Tuesday, February 26, 2008
Evangelicals--The Evening Descends (2008)
Album-The Evening Descends
Release Date-Jan 22, 2008
Review-On their second album, the Evangelicals continue in the vein of fragmented and openly loopy psychedelic pop/rock dementia that treasures silence and one or two instrument arrangements as much as full-on big-band rampage. Which is no bad thing, since a little of the latter can go a long way in the early 21st century. The "junior Flaming Lips" tag that the group has had since the start, due as much to the accident of geography in coming from Oklahoma as to the music, isn't entirely going to disappear here, but unlike so many neo-Supertramps that have followed in Wayne Coyne's wake, the Evangelicals strain a lot less in creating their whimsical songs. If anything, Animal Collective would be more of an obvious comparison, but the Evangelicals feel a little more straightforward than said group — if less inventive on the one hand, definitely less laden with overbearing expectations on the other. A number like "Midnight Vignette" plays around with Beach Boys harmonies as much as any other group these days, but the feeling is more of a woozy lounge jam, while the sudden focus and then spiraling silences of "Party Crashin'" are the band's own creation.
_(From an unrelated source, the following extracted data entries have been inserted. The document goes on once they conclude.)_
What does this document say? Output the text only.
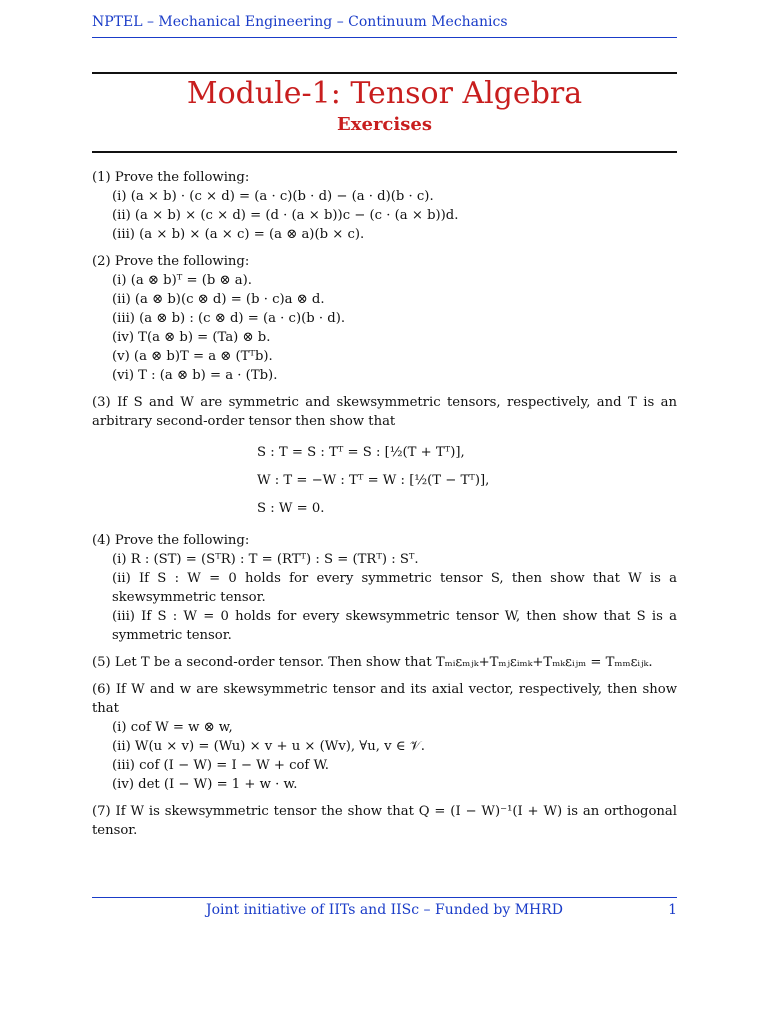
NPTEL – Mechanical Engineering – Continuum Mechanics
Module-1: Tensor Algebra
Exercises
(1) Prove the following:
(i) (a × b) · (c × d) = (a · c)(b · d) − (a · d)(b · c).
(ii) (a × b) × (c × d) = (d · (a × b))c − (c · (a × b))d.
(iii) (a × b) × (a × c) = (a ⊗ a)(b × c).
(2) Prove the following:
(i) (a ⊗ b)ᵀ = (b ⊗ a).
(ii) (a ⊗ b)(c ⊗ d) = (b · c)a ⊗ d.
(iii) (a ⊗ b) : (c ⊗ d) = (a · c)(b · d).
(iv) T(a ⊗ b) = (Ta) ⊗ b.
(v) (a ⊗ b)T = a ⊗ (Tᵀb).
(vi) T : (a ⊗ b) = a · (Tb).
(3) If S and W are symmetric and skewsymmetric tensors, respectively, and T is an arbitrary second-order tensor then show that
S : T = S : Tᵀ = S : [½(T + Tᵀ)],
W : T = −W : Tᵀ = W : [½(T − Tᵀ)],
S : W = 0.
(4) Prove the following:
(i) R : (ST) = (SᵀR) : T = (RTᵀ) : S = (TRᵀ) : Sᵀ.
(ii) If S : W = 0 holds for every symmetric tensor S, then show that W is a skewsymmetric tensor.
(iii) If S : W = 0 holds for every skewsymmetric tensor W, then show that S is a symmetric tensor.
(5) Let T be a second-order tensor. Then show that Tₘᵢεₘⱼₖ+Tₘⱼεᵢₘₖ+Tₘₖεᵢⱼₘ = Tₘₘεᵢⱼₖ.
(6) If W and w are skewsymmetric tensor and its axial vector, respectively, then show that
(i) cof W = w ⊗ w,
(ii) W(u × v) = (Wu) × v + u × (Wv), ∀u, v ∈ 𝒱.
(iii) cof (I − W) = I − W + cof W.
(iv) det (I − W) = 1 + w · w.
(7) If W is skewsymmetric tensor the show that Q = (I − W)⁻¹(I + W) is an orthogonal tensor.
Joint initiative of IITs and IISc – Funded by MHRD	1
The demented laughter on the break for "Skeleton Man, " the easygoing nearly spoken word start of "Stoned Again" — the most appropriate title for this kind of music and then some — and the muffled vocal mania on the increasingly more frenetic "Bellawood" are all treats, but somehow it's the xylophone (if it is one) and singing on "Paperback Suicide" that sums up this album best, a winsome and not entirely stable treat.